Real GDP per capita removes the effects of inflation or price increases.
Real GDP is a better measure of the standard of living than nominal GDP.
Is real GDP a good measure of standard of living?
Using GDP per capita as a way of measuring standard of living* is useful because it is a quantitate measure that can be used to get a basic understanding of otherwise qualitative factors that contribute to higher living standards, such as wellbeing, quality of life, and happiness.
Why is GDP a bad measure of standard of living?
GDP is an indicator of a society’s standard of living, but it is only a rough indicator because it does not directly account for leisure, environmental quality, levels of health and education, activities conducted outside the market, changes in inequality of income, increases in variety, increases in technology, or the
What are the limitations of using GDP as a measure of living standards?

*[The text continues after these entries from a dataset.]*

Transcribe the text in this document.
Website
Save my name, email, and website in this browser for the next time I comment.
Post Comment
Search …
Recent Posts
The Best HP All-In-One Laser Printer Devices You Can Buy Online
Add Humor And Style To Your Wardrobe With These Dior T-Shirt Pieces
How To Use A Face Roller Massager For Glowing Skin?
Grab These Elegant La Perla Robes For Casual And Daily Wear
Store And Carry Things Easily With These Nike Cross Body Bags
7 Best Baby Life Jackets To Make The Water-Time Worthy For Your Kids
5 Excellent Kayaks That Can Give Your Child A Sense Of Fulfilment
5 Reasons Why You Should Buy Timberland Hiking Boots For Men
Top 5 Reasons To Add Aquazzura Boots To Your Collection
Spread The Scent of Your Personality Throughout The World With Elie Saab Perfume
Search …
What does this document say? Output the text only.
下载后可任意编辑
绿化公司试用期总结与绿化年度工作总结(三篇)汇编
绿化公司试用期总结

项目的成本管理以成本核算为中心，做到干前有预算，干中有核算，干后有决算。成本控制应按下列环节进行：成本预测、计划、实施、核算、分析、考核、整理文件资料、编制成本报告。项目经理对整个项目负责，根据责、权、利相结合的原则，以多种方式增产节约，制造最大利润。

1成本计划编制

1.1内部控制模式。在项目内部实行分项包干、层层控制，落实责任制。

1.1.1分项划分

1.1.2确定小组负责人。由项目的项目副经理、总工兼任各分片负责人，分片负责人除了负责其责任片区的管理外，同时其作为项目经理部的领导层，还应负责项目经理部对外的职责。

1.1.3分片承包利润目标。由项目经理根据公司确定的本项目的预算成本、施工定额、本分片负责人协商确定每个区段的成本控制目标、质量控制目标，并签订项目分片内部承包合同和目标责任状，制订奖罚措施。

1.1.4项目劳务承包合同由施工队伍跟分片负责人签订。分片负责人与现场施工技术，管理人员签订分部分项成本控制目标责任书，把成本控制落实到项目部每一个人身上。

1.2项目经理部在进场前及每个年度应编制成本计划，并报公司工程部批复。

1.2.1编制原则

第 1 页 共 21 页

Limitations of Using GDP as a Measure of Quality of Life
It does not include productive activity that does not have a market transaction. Although GDP and its related concepts are useful in measuring a country’s output, income, and standard of living, they are not perfect measures of quality of life.
How is the standard of living measured?
Yet there is a generally accepted measure for standard of living: average real gross domestic product (GDP) per capita. Let’s break it down piece by piece: GDP measures annual economic output — the total value of new goods and services produced within a country’s borders.